Construction Loan (single close)
If you are planning on purchasing a new home from a builder,
realtor, contractor, etc. and would like financing on the
finished product, we have mortgage loans to help you for a
quick and convenient closing.
No Equity
If you just purchased your home and have no equity... we can
still help you because we can loan you up to the value of
your home (100% value of your home) We offer competitive rates
on second mortgages and home equity lines of credit up to
100% of the value of your home.
No Downpayment Loans
No Downpayment Loans are either a 100% 1st mortgage or combine
a 1st & 2nd mortgage (typically in a 80/20 mortgage).

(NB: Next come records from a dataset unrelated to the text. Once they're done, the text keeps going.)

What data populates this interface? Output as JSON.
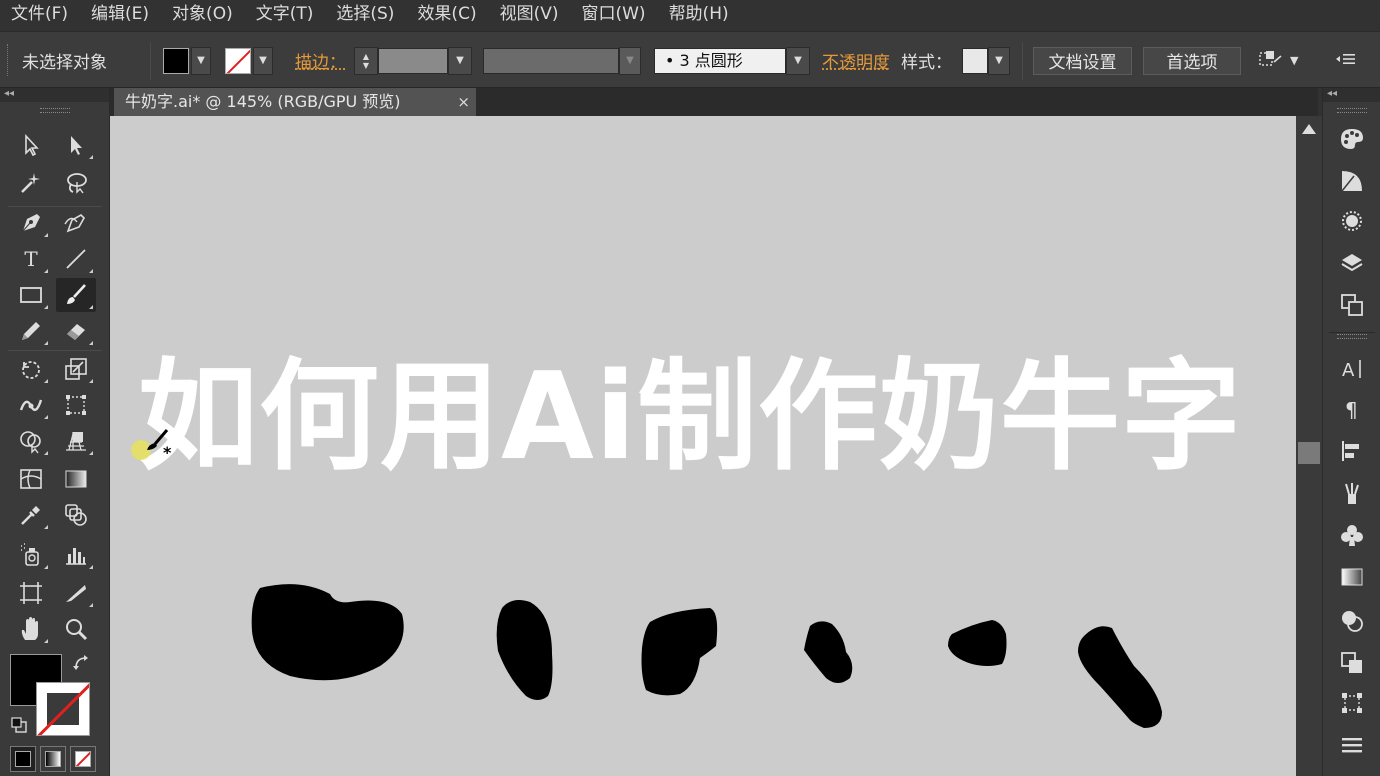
{
  "menu": [
    "文件(F)",
    "编辑(E)",
    "对象(O)",
    "文字(T)",
    "选择(S)",
    "效果(C)",
    "视图(V)",
    "窗口(W)",
    "帮助(H)"
  ],
  "control_bar": {
    "selection_status": "未选择对象",
    "stroke_label": "描边：",
    "brush_size": "•  3  点圆形",
    "opacity_label": "不透明度",
    "style_label": "样式：",
    "doc_settings_button": "文档设置",
    "preferences_button": "首选项"
  },
  "document_tab": {
    "title": "牛奶字.ai* @ 145% (RGB/GPU 预览)",
    "close": "×"
  },
  "canvas": {
    "headline": "如何用Ai制作奶牛字",
    "background_color": "#cccccc",
    "text_color": "#ffffff"
  },
  "colors": {
    "fill": "#000000",
    "stroke": "none",
    "accent_orange": "#e59a3a"
  },
  "tools_left": [
    "selection-tool-icon",
    "direct-selection-tool-icon",
    "magic-wand-icon",
    "lasso-icon",
    "pen-tool-icon",
    "curvature-tool-icon",
    "type-tool-icon",
    "line-tool-icon",
    "rectangle-tool-icon",
    "paintbrush-tool-icon",
    "pencil-tool-icon",
    "eraser-tool-icon",
    "rotate-tool-icon",
    "scale-tool-icon",
    "width-tool-icon",
    "free-transform-icon",
    "shape-builder-icon",
    "perspective-grid-icon",
    "mesh-tool-icon",
    "gradient-tool-icon",
    "eyedropper-icon",
    "blend-tool-icon",
    "symbol-sprayer-icon",
    "column-graph-icon",
    "artboard-tool-icon",
    "slice-tool-icon",
    "hand-tool-icon",
    "zoom-tool-icon"
  ],
  "tools_right": [
    "color-panel-icon",
    "color-guide-icon",
    "appearance-icon",
    "layers-icon",
    "artboards-icon",
    "character-icon",
    "paragraph-icon",
    "align-icon",
    "brushes-icon",
    "symbols-icon",
    "gradient-panel-icon",
    "transparency-icon",
    "pathfinder-icon",
    "transform-icon",
    "properties-menu-icon"
  ]
}
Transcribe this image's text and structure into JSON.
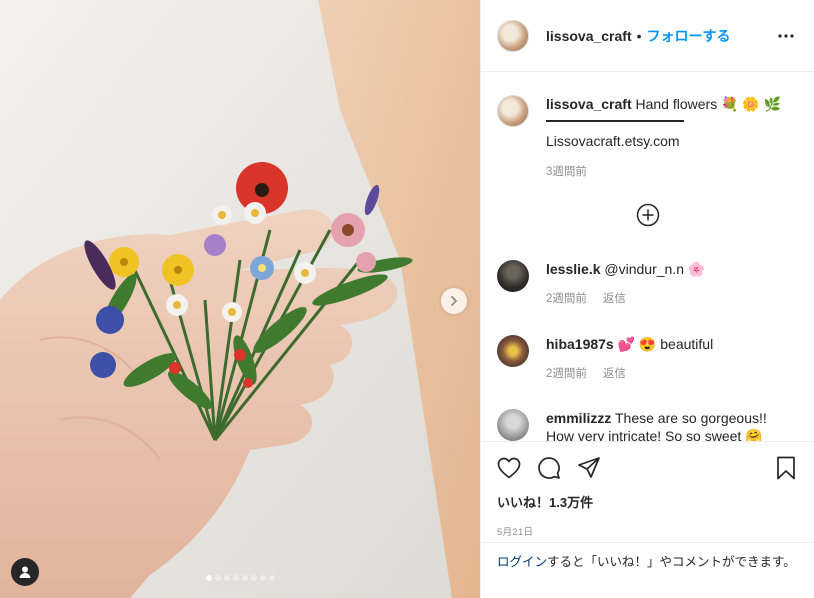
{
  "header": {
    "username": "lissova_craft",
    "separator": "•",
    "follow_label": "フォローする"
  },
  "caption": {
    "username": "lissova_craft",
    "text": "Hand flowers 💐 🌼 🌿",
    "link": "Lissovacraft.etsy.com",
    "time": "3週間前"
  },
  "comments": [
    {
      "username": "lesslie.k",
      "text": "@vindur_n.n 🌸",
      "time": "2週間前",
      "reply": "返信"
    },
    {
      "username": "hiba1987s",
      "text": "💕 😍 beautiful",
      "time": "2週間前",
      "reply": "返信"
    },
    {
      "username": "emmilizzz",
      "text": "These are so gorgeous!! How very intricate! So so sweet 🤗",
      "time": "",
      "reply": ""
    }
  ],
  "likes": "いいね！1.3万件",
  "date": "5月21日",
  "login": {
    "link": "ログイン",
    "text": "すると「いいね！」やコメントができます。"
  },
  "carousel": {
    "count": 8,
    "active_index": 0
  },
  "icons": [
    "more-icon",
    "add-comment-icon",
    "heart-icon",
    "comment-icon",
    "share-icon",
    "bookmark-icon",
    "next-arrow-icon",
    "user-tag-icon"
  ],
  "colors": {
    "link": "#0095f6",
    "text": "#262626",
    "muted": "#8e8e8e",
    "border": "#efefef",
    "login_link": "#00376b"
  }
}
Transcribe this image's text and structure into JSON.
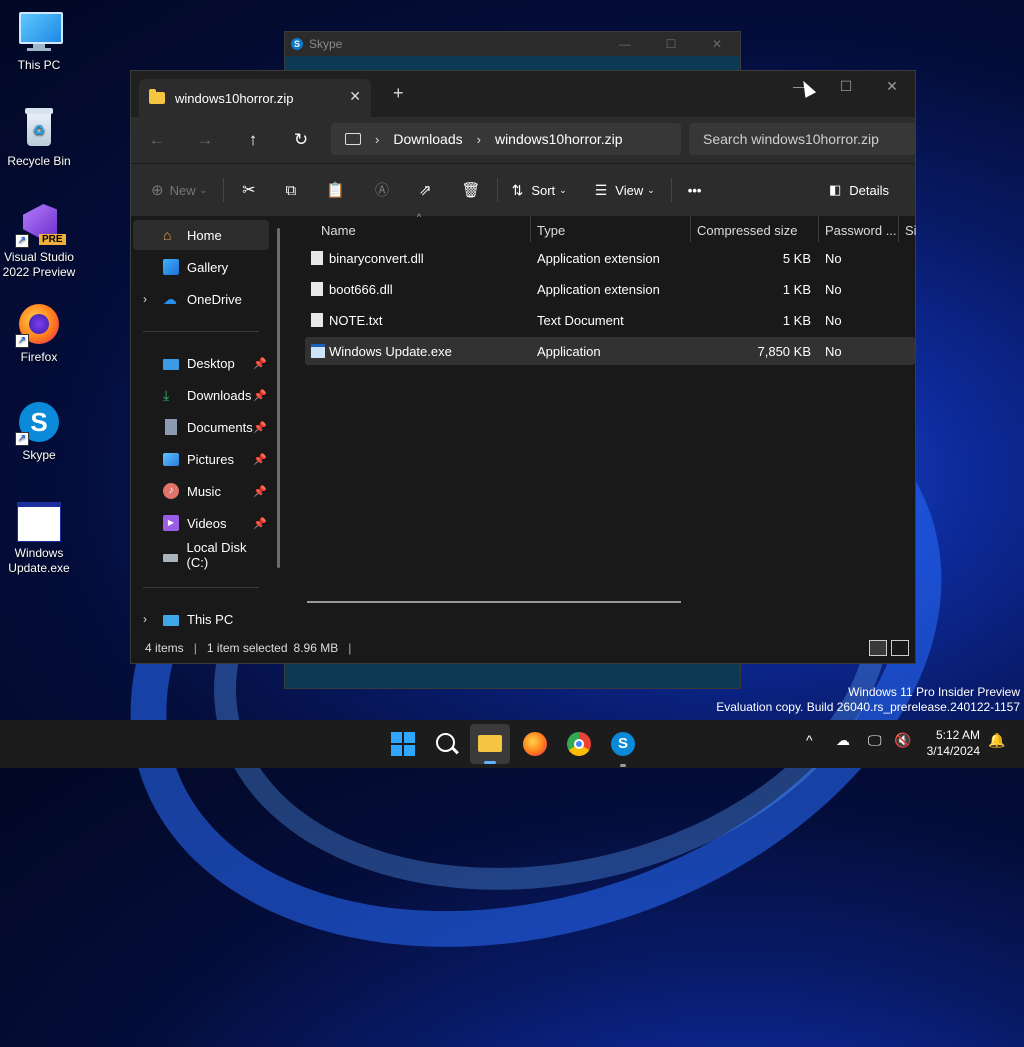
{
  "desktop": {
    "icons": [
      {
        "label": "This PC"
      },
      {
        "label": "Recycle Bin"
      },
      {
        "label": "Visual Studio 2022 Preview",
        "badge": "PRE"
      },
      {
        "label": "Firefox"
      },
      {
        "label": "Skype"
      },
      {
        "label": "Windows Update.exe"
      }
    ]
  },
  "skype_window": {
    "title": "Skype"
  },
  "explorer": {
    "tab_title": "windows10horror.zip",
    "address": {
      "segments": [
        "Downloads",
        "windows10horror.zip"
      ]
    },
    "search": {
      "placeholder": "Search windows10horror.zip"
    },
    "toolbar": {
      "new_label": "New",
      "sort_label": "Sort",
      "view_label": "View",
      "more_label": "•••",
      "details_label": "Details"
    },
    "nav": {
      "items": [
        {
          "label": "Home"
        },
        {
          "label": "Gallery"
        },
        {
          "label": "OneDrive"
        },
        {
          "label": "Desktop"
        },
        {
          "label": "Downloads"
        },
        {
          "label": "Documents"
        },
        {
          "label": "Pictures"
        },
        {
          "label": "Music"
        },
        {
          "label": "Videos"
        },
        {
          "label": "Local Disk (C:)"
        },
        {
          "label": "This PC"
        }
      ]
    },
    "columns": [
      "Name",
      "Type",
      "Compressed size",
      "Password ...",
      "Si"
    ],
    "files": [
      {
        "name": "binaryconvert.dll",
        "type": "Application extension",
        "size": "5 KB",
        "password": "No"
      },
      {
        "name": "boot666.dll",
        "type": "Application extension",
        "size": "1 KB",
        "password": "No"
      },
      {
        "name": "NOTE.txt",
        "type": "Text Document",
        "size": "1 KB",
        "password": "No"
      },
      {
        "name": "Windows Update.exe",
        "type": "Application",
        "size": "7,850 KB",
        "password": "No"
      }
    ],
    "status": {
      "count": "4 items",
      "selection": "1 item selected",
      "size": "8.96 MB"
    }
  },
  "watermark": {
    "line1": "Windows 11 Pro Insider Preview",
    "line2": "Evaluation copy. Build 26040.rs_prerelease.240122-1157"
  },
  "clock": {
    "time": "5:12 AM",
    "date": "3/14/2024"
  },
  "colors": {
    "accent": "#0a79c8",
    "folder": "#f5c542",
    "window_bg": "#191919",
    "toolbar_bg": "#2c2c2c"
  }
}
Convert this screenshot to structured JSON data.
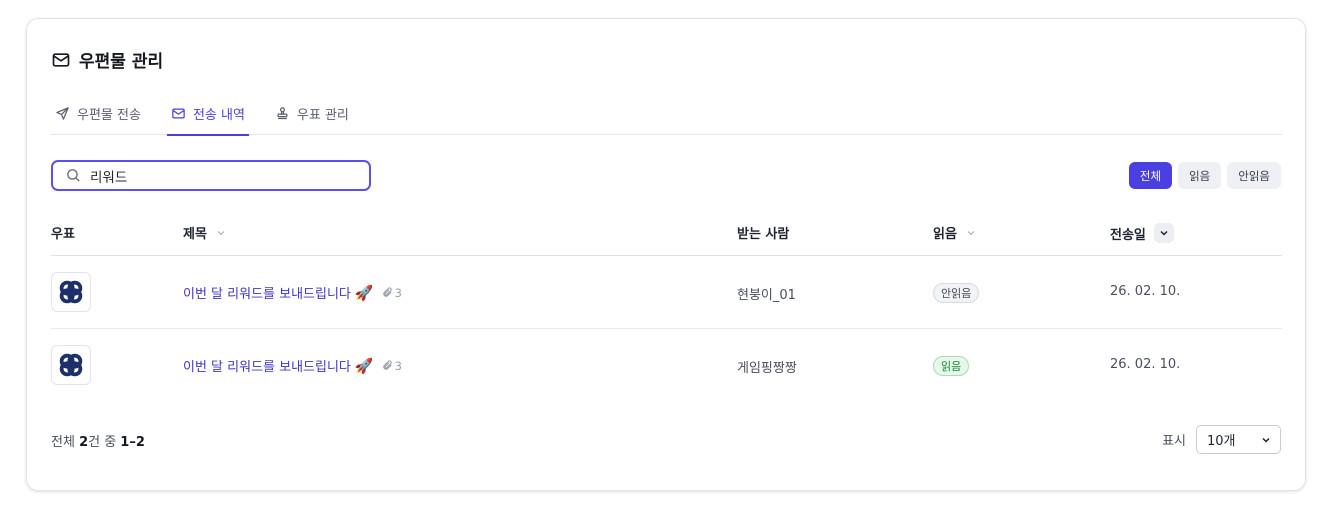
{
  "header": {
    "title": "우편물 관리",
    "icon": "mail-icon"
  },
  "tabs": [
    {
      "label": "우편물 전송",
      "icon": "send-icon",
      "active": false
    },
    {
      "label": "전송 내역",
      "icon": "mail-icon",
      "active": true
    },
    {
      "label": "우표 관리",
      "icon": "stamp-icon",
      "active": false
    }
  ],
  "search": {
    "value": "리워드",
    "placeholder": ""
  },
  "filters": [
    {
      "label": "전체",
      "active": true
    },
    {
      "label": "읽음",
      "active": false
    },
    {
      "label": "안읽음",
      "active": false
    }
  ],
  "table": {
    "headers": {
      "stamp": "우표",
      "subject": "제목",
      "recipient": "받는 사람",
      "read": "읽음",
      "sent": "전송일"
    },
    "rows": [
      {
        "subject": "이번 달 리워드를 보내드립니다",
        "emoji": "🚀",
        "attachments": "3",
        "recipient": "현붕이_01",
        "status": "안읽음",
        "date": "26. 02. 10."
      },
      {
        "subject": "이번 달 리워드를 보내드립니다",
        "emoji": "🚀",
        "attachments": "3",
        "recipient": "게임핑짱짱",
        "status": "읽음",
        "date": "26. 02. 10."
      }
    ]
  },
  "footer": {
    "prefix": "전체 ",
    "total": "2",
    "mid": "건 중 ",
    "range": "1–2",
    "page_size_label": "표시",
    "page_size_value": "10개"
  },
  "colors": {
    "accent": "#4a3fe0",
    "link": "#3d35c9",
    "read_badge": "#1c8a3a",
    "stamp_logo": "#1d2f6b"
  }
}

The advantages in either case are no cash down, and in the
case of a combined 1st & 2nd more liberal qualifying guidelines
and no mortgage insurance required. There are also 1st mortgages
available up to 103% of value that permit inclusion of closing
costs and/or payoff of debts.
Commercial and Mixed Use Properties
Commercial and Mixed Use Properties for purchase & refinance
of 5 unit+ multi-family properties, mixed use properties,
& a wide variety of business properties. Fixed & ARM
programs with Standard Documentation requirements and also
No Doc requirements (no documents on the borrower & minimal
for the property/business. Hard Equity loans also available
for unique situations.
A through D Credit Programs
Imperfect credit loans allow borrowers with less-than-perfect
credit to qualify for competitive interest rates to buy a
home, consolidate debt, lower payments or make home improvements.
Interest only mortgages
Interest only mortgages have finally gained immense popularity
throughout the lending community. Imagine having an interest
rate a full point or two lower for 5-10 Years at a fixed rate
and with the option to only pay interest. Consumers can experience
benefits such as increased cash flow, flexible principal payments
and many other luxuries not available with traditional fixed
rate loans.
Home Improvement Loans Home improvement loans can help you
have the money to fix up or remodel your home. Home improvement
loans will help you beautify your home for yourself or if
you are planning on selling it. Slight improvements to your
home will raise its value and make it more attractive. We
can lend up to 100% of the value of your current home.